Dado que Deus se manifestou do modo mais profundo através da encarnação de seu Filho, tornando‑se «visível» n’Ele, é na relação com Cristo que podemos reconhecer quem é verdadeiramente Deus (cf. Enc. Haurietis aquas, 29‑41; Enc. Deus caritas est, 12‑15). E ainda: dado que o amor de Deus encontrou a sua expressão mais profunda no dom que Cristo fez da sua vida por nós na Cruz, é sobretudo na contemplação do seu sofrimento e morte que podemos reconhecer, de maneira sempre mais clara, o amor sem limites que Deus tem por nós: «Deus amou tanto o mundo, que lhe entregou o seu Filho Unigênito, a fim de que todo o que nele crê não se perca, mas tenha a vida eterna» (Jo 3,16).


Por outro lado, este mistério do amor de Deus por nós não é só o conteúdo do culto e da devoção ao Coração de Jesus: é igualmente o conteúdo de toda verdadeira espiritualidade e devoção cristã. Assim, é importante sublinhar que o fundamento desta devoção é tão antigo como o próprio cristianismo. De fato, ser cristão é somente possível com o olhar dirigido para a Cruz do nosso Redentor, «Aquele que trespassaram» (Jo 19,37; cf. Zc 12,10).

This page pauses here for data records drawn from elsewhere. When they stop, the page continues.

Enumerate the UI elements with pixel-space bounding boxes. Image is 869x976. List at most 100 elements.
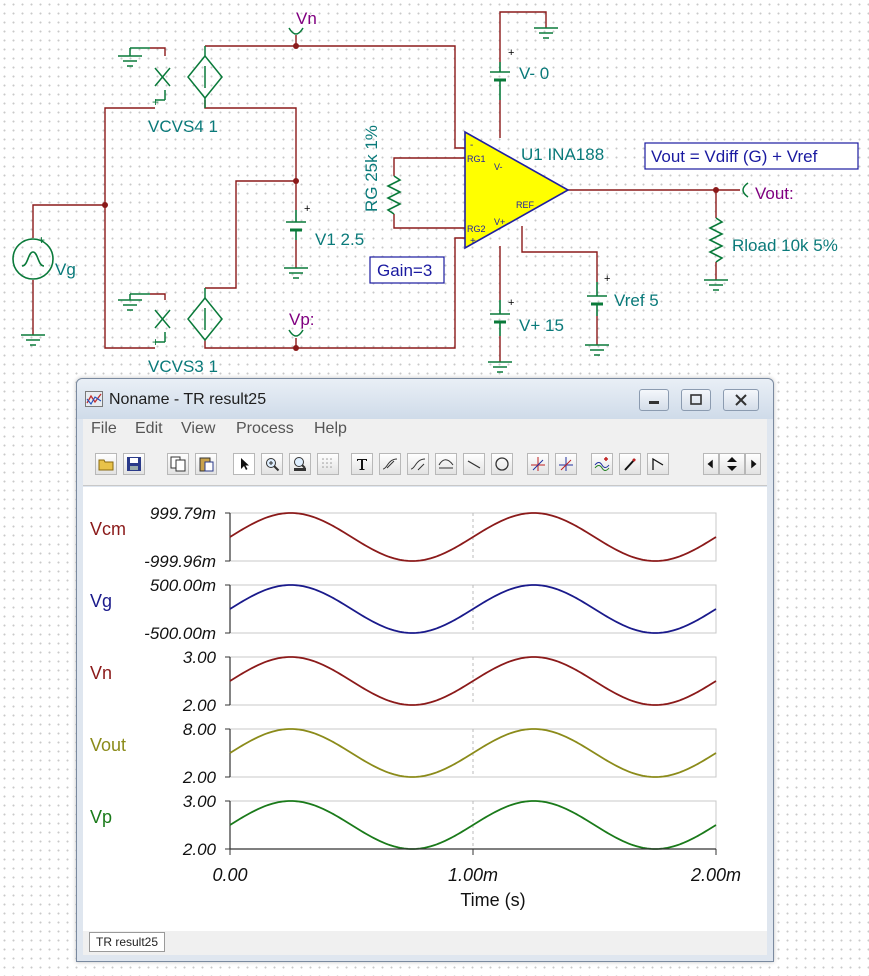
vn-probe[interactable] xyxy=(288,27,304,35)
title-bar[interactable]: Noname - TR result25 xyxy=(77,379,773,419)
label-vcvs3: VCVS3 1 xyxy=(148,357,218,376)
save-button[interactable] xyxy=(123,453,145,475)
curve-a-icon xyxy=(382,458,398,470)
save-icon xyxy=(127,457,141,471)
menu-file[interactable]: File xyxy=(91,420,117,438)
grid-button[interactable] xyxy=(317,453,339,475)
curve-b-icon xyxy=(410,458,426,471)
app-icon xyxy=(85,391,103,407)
close-button[interactable] xyxy=(723,389,759,411)
open-button[interactable] xyxy=(95,453,117,475)
plot-area[interactable]: Vcm 999.79m -999.96m Vg 500.00m -500.00m Vn 3.0… xyxy=(83,487,767,931)
cursor-a-button[interactable] xyxy=(527,453,549,475)
vplus-plus-sign: + xyxy=(508,297,514,309)
v1-battery[interactable] xyxy=(286,210,306,240)
pin-minus: - xyxy=(470,140,473,151)
curve-c-icon xyxy=(438,459,454,469)
series-label-vg: Vg xyxy=(90,591,112,611)
line-icon xyxy=(467,460,481,469)
minimize-button[interactable] xyxy=(639,389,669,411)
pointer-button[interactable] xyxy=(233,453,255,475)
waveform-chart[interactable]: Vcm 999.79m -999.96m Vg 500.00m -500.00m Vn 3.0… xyxy=(83,487,767,931)
vminus-battery[interactable] xyxy=(490,62,510,100)
flag-button[interactable] xyxy=(647,453,669,475)
vout-probe[interactable] xyxy=(742,182,749,198)
vg-source[interactable] xyxy=(12,238,54,280)
series-label-vout: Vout xyxy=(90,735,126,755)
curve-c-button[interactable] xyxy=(435,453,457,475)
schematic-canvas[interactable]: Vn Vp: Vout: Vg VCVS4 1 VCVS3 1 V1 2.5 V… xyxy=(0,0,869,380)
pin-rg2: RG2 xyxy=(467,224,486,234)
y-top-label: 3.00 xyxy=(183,648,217,667)
copy-button[interactable] xyxy=(167,453,189,475)
pin-vminus: V- xyxy=(494,162,503,172)
y-top-label: 500.00m xyxy=(150,576,216,595)
y-bottom-label: 2.00 xyxy=(182,840,217,859)
menu-help[interactable]: Help xyxy=(314,420,347,438)
label-vminus: V- 0 xyxy=(519,64,549,83)
zoom-in-button[interactable] xyxy=(261,453,283,475)
y-top-label: 8.00 xyxy=(183,720,217,739)
label-vp: Vp: xyxy=(289,310,315,329)
vcvs3-plus-sign: + xyxy=(152,335,159,349)
result-tab[interactable]: TR result25 xyxy=(89,932,166,952)
scroll-updown-button[interactable] xyxy=(719,453,745,475)
menu-process[interactable]: Process xyxy=(236,420,294,438)
wave-add-button[interactable] xyxy=(591,453,613,475)
scroll-arrows-icon xyxy=(727,457,737,471)
paste-button[interactable] xyxy=(195,453,217,475)
zoom-in-icon xyxy=(266,458,280,472)
label-u1: U1 INA188 xyxy=(521,145,604,164)
maximize-icon xyxy=(690,394,702,405)
vminus-plus-sign: + xyxy=(508,47,514,59)
curve-b-button[interactable] xyxy=(407,453,429,475)
cursor-a-icon xyxy=(531,457,545,471)
gain-box[interactable]: Gain=3 xyxy=(377,261,432,280)
y-bottom-label: -999.96m xyxy=(144,552,216,571)
v1-plus-sign: + xyxy=(304,203,310,215)
text-button[interactable] xyxy=(351,453,373,475)
copy-icon xyxy=(170,456,186,472)
flag-icon xyxy=(652,457,664,470)
circle-button[interactable] xyxy=(491,453,513,475)
vref-plus-sign: + xyxy=(604,273,610,285)
y-top-label: 999.79m xyxy=(150,504,216,523)
y-top-label: 3.00 xyxy=(183,792,217,811)
maximize-button[interactable] xyxy=(681,389,711,411)
arrow-left-icon xyxy=(707,459,713,469)
rg-resistor[interactable] xyxy=(386,175,402,215)
y-bottom-label: -500.00m xyxy=(144,624,216,643)
status-bar: TR result25 xyxy=(83,931,767,955)
scroll-right-button[interactable] xyxy=(745,453,761,475)
pen-button[interactable] xyxy=(619,453,641,475)
label-vref: Vref 5 xyxy=(614,291,659,310)
series-label-vcm: Vcm xyxy=(90,519,126,539)
tr-result-window[interactable]: Noname - TR result25 File Edit View Proc… xyxy=(76,378,774,962)
label-v1: V1 2.5 xyxy=(315,230,364,249)
window-title: Noname - TR result25 xyxy=(109,391,267,408)
x-tick-label: 2.00m xyxy=(690,865,741,885)
menu-view[interactable]: View xyxy=(181,420,215,438)
label-vcvs4: VCVS4 1 xyxy=(148,117,218,136)
label-vplus: V+ 15 xyxy=(519,316,564,335)
label-rg: RG 25k 1% xyxy=(362,125,381,212)
rload-resistor[interactable] xyxy=(708,217,724,263)
menu-edit[interactable]: Edit xyxy=(135,420,163,438)
label-vg: Vg xyxy=(55,260,76,279)
series-label-vn: Vn xyxy=(90,663,112,683)
cursor-b-icon xyxy=(559,457,573,471)
zoom-100-button[interactable] xyxy=(289,453,311,475)
curve-a-button[interactable] xyxy=(379,453,401,475)
x-tick-label: 0.00 xyxy=(212,865,247,885)
text-icon xyxy=(357,459,367,470)
cursor-b-button[interactable] xyxy=(555,453,577,475)
pen-icon xyxy=(624,458,636,471)
vp-probe[interactable] xyxy=(288,329,304,337)
line-button[interactable] xyxy=(463,453,485,475)
vplus-battery[interactable] xyxy=(490,300,510,336)
equation-box[interactable]: Vout = Vdiff (G) + Vref xyxy=(651,147,818,166)
x-axis-label: Time (s) xyxy=(460,890,525,910)
minimize-icon xyxy=(649,401,659,404)
scroll-left-button[interactable] xyxy=(703,453,719,475)
vref-battery[interactable] xyxy=(587,282,607,316)
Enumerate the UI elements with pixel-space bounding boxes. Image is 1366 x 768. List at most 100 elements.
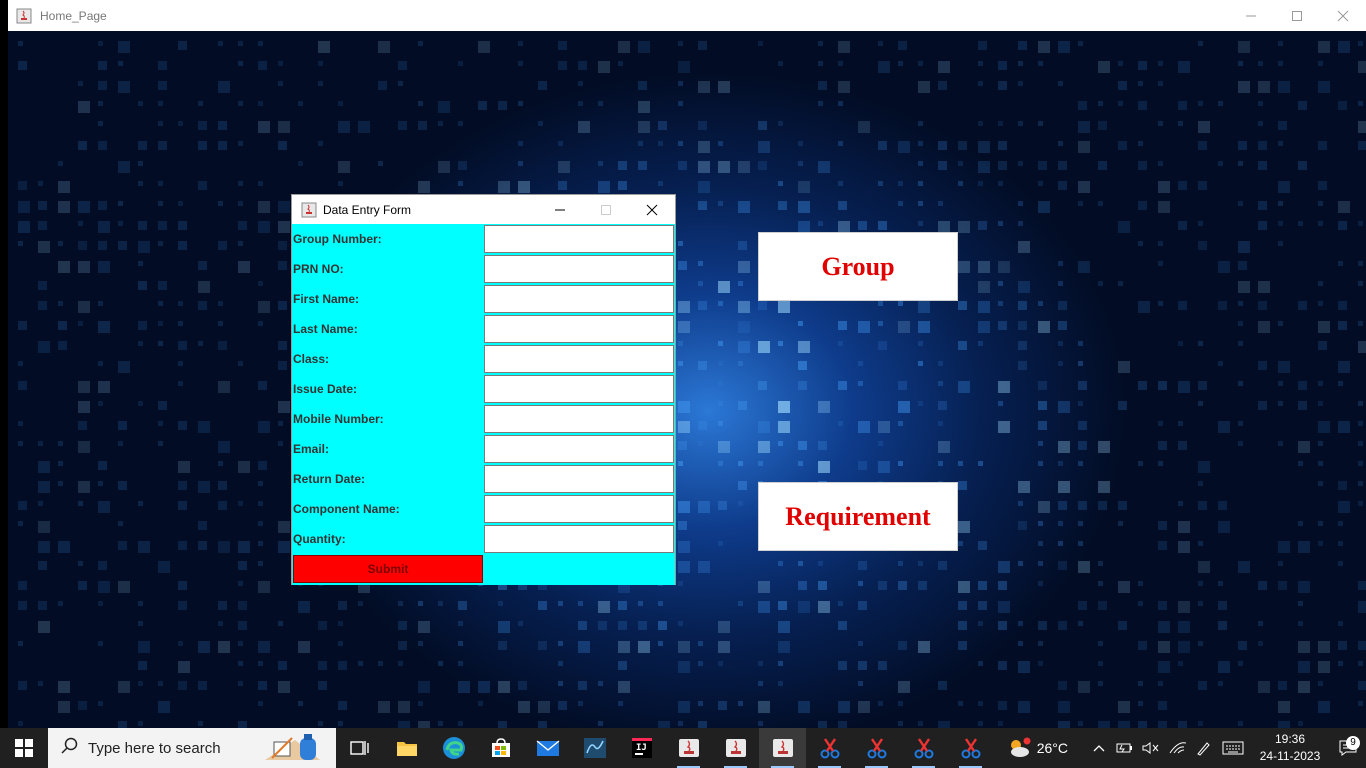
close-button[interactable] bbox=[1320, 0, 1366, 31]
form-title: Data Entry Form bbox=[323, 202, 412, 217]
notification-center-button[interactable]: 9 bbox=[1330, 736, 1366, 756]
form-minimize-button[interactable] bbox=[537, 195, 583, 224]
start-button[interactable] bbox=[0, 728, 48, 768]
email-input[interactable] bbox=[484, 435, 674, 463]
keyboard-icon bbox=[1222, 741, 1244, 755]
search-icon bbox=[60, 737, 78, 760]
form-row-mobile-number: Mobile Number: bbox=[292, 404, 675, 434]
component-name-input[interactable] bbox=[484, 495, 674, 523]
system-tray: 26°C 19:36 24-11-2023 9 bbox=[1007, 728, 1366, 768]
show-hidden-icons-button[interactable] bbox=[1086, 743, 1112, 753]
wifi-icon bbox=[1169, 742, 1186, 754]
first-name-input[interactable] bbox=[484, 285, 674, 313]
home-page-window: Home_Page bbox=[8, 0, 1366, 728]
taskbar-search-box[interactable]: Type here to search bbox=[48, 728, 336, 768]
intellij-button[interactable]: IJ bbox=[618, 728, 665, 768]
form-row-issue-date: Issue Date: bbox=[292, 374, 675, 404]
task-view-button[interactable] bbox=[336, 728, 383, 768]
volume-button[interactable] bbox=[1138, 741, 1164, 755]
java-app-icon bbox=[16, 8, 32, 24]
snipping-tool-icon bbox=[914, 738, 933, 759]
quantity-label: Quantity: bbox=[293, 532, 346, 546]
class-input[interactable] bbox=[484, 345, 674, 373]
form-row-return-date: Return Date: bbox=[292, 464, 675, 494]
snipping-tool-button-2[interactable] bbox=[853, 728, 900, 768]
keyboard-button[interactable] bbox=[1216, 741, 1250, 755]
issue-date-input[interactable] bbox=[484, 375, 674, 403]
clock-time: 19:36 bbox=[1274, 732, 1306, 746]
return-date-label: Return Date: bbox=[293, 472, 366, 486]
java-icon bbox=[772, 739, 793, 757]
digital-dots-pattern bbox=[18, 41, 1366, 728]
chevron-up-icon bbox=[1093, 745, 1105, 752]
requirement-button[interactable]: Requirement bbox=[758, 482, 958, 551]
java-app-button-1[interactable] bbox=[665, 728, 712, 768]
form-titlebar[interactable]: Data Entry Form bbox=[292, 195, 675, 224]
mail-icon bbox=[536, 740, 559, 756]
java-app-button-3[interactable] bbox=[759, 728, 806, 768]
windows-icon bbox=[15, 739, 33, 757]
group-number-label: Group Number: bbox=[293, 232, 382, 246]
edge-icon bbox=[442, 737, 465, 759]
weather-icon bbox=[1010, 737, 1031, 757]
main-titlebar[interactable]: Home_Page bbox=[8, 0, 1366, 31]
pen-button[interactable] bbox=[1190, 740, 1216, 756]
mail-button[interactable] bbox=[524, 728, 571, 768]
form-close-button[interactable] bbox=[629, 195, 675, 224]
form-row-first-name: First Name: bbox=[292, 284, 675, 314]
snipping-tool-icon bbox=[961, 738, 980, 759]
task-view-icon bbox=[349, 741, 369, 755]
last-name-label: Last Name: bbox=[293, 322, 358, 336]
submit-button[interactable]: Submit bbox=[293, 555, 483, 583]
snipping-tool-button-4[interactable] bbox=[947, 728, 994, 768]
mobile-number-input[interactable] bbox=[484, 405, 674, 433]
edge-button[interactable] bbox=[430, 728, 477, 768]
volume-muted-icon bbox=[1142, 742, 1159, 754]
mysql-workbench-button[interactable] bbox=[571, 728, 618, 768]
form-row-email: Email: bbox=[292, 434, 675, 464]
prn-input[interactable] bbox=[484, 255, 674, 283]
snipping-tool-icon bbox=[867, 738, 886, 759]
mysql-workbench-icon bbox=[583, 738, 606, 758]
email-label: Email: bbox=[293, 442, 330, 456]
weather-temperature: 26°C bbox=[1036, 740, 1068, 756]
java-app-icon bbox=[301, 202, 317, 218]
minimize-button[interactable] bbox=[1228, 0, 1274, 31]
java-app-button-2[interactable] bbox=[712, 728, 759, 768]
network-button[interactable] bbox=[1164, 741, 1190, 755]
form-row-last-name: Last Name: bbox=[292, 314, 675, 344]
snipping-tool-button-1[interactable] bbox=[806, 728, 853, 768]
form-body: Group Number: PRN NO: First Name: Last N… bbox=[292, 224, 675, 585]
quantity-input[interactable] bbox=[484, 525, 674, 553]
form-row-class: Class: bbox=[292, 344, 675, 374]
store-icon bbox=[491, 738, 510, 757]
search-highlight-icon bbox=[260, 732, 330, 768]
last-name-input[interactable] bbox=[484, 315, 674, 343]
battery-button[interactable] bbox=[1112, 742, 1138, 754]
form-maximize-button[interactable] bbox=[583, 195, 629, 224]
group-number-input[interactable] bbox=[484, 225, 674, 253]
snipping-tool-button-3[interactable] bbox=[900, 728, 947, 768]
issue-date-label: Issue Date: bbox=[293, 382, 358, 396]
battery-icon bbox=[1116, 743, 1132, 753]
form-row-prn: PRN NO: bbox=[292, 254, 675, 284]
group-button[interactable]: Group bbox=[758, 232, 958, 301]
component-name-label: Component Name: bbox=[293, 502, 400, 516]
clock-date: 24-11-2023 bbox=[1259, 749, 1321, 763]
java-icon bbox=[725, 739, 746, 757]
form-row-group-number: Group Number: bbox=[292, 224, 675, 254]
main-window-title: Home_Page bbox=[40, 8, 107, 23]
data-entry-form-window: Data Entry Form Group Number: PRN NO: Fi… bbox=[291, 194, 676, 585]
file-explorer-button[interactable] bbox=[383, 728, 430, 768]
maximize-button[interactable] bbox=[1274, 0, 1320, 31]
taskbar: Type here to search IJ 26°C 19:36 24-11-… bbox=[0, 728, 1366, 768]
return-date-input[interactable] bbox=[484, 465, 674, 493]
form-row-quantity: Quantity: bbox=[292, 524, 675, 554]
background-image bbox=[8, 31, 1366, 728]
intellij-icon: IJ bbox=[631, 738, 652, 758]
snipping-tool-icon bbox=[820, 738, 839, 759]
clock[interactable]: 19:36 24-11-2023 bbox=[1250, 731, 1330, 765]
search-placeholder: Type here to search bbox=[88, 739, 221, 757]
store-button[interactable] bbox=[477, 728, 524, 768]
weather-widget[interactable]: 26°C bbox=[1007, 737, 1068, 759]
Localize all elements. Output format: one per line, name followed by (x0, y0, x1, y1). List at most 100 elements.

Com razão, a Encíclica Haurietis aquas (nº. 52) recorda que a ferida do peito e as dos cravos têm sido para incontáveis almas os sinais de um amor que alimentou a sua vida, sempre mais profundamente. Reconhecer o amor de Deus no Crucificado tornou‑se para essas almas uma experiência interior que as fez confessar, juntamente com Tomé: «Meu Senhor e meu Deus!» (Jo 20,28), permitindo‑lhes alcançar uma fé mais profunda no acolhimento sem reservas do amor de Deus (Haurietis aq. 49).


B - Experimentar o amor de Deus dirigindo o olhar ao Coração de Jesus Cristo

O significado mais profundo deste culto ao amor que Deus nos tem manifesta‑se somente quando se considera mais atentamente o seu contributo não apenas ao conhecimento, mas também e sobretudo à experiência pessoal de tal amor na entrega confiante ao seu serviço (Haurietis aquas, 62).


É claro que a experiência e o conhecimento não se podem separar: um faz referência ao outro. Importa também sublinhar que um autêntico conhecimento do amor de Deus somente é possível num clima de oração humilde e de generosa disponibilidade. Partindo desta atitude, o olhar dirigido ao lado do Senhor trespassado pela lança transforma‑se em silenciosa adoração.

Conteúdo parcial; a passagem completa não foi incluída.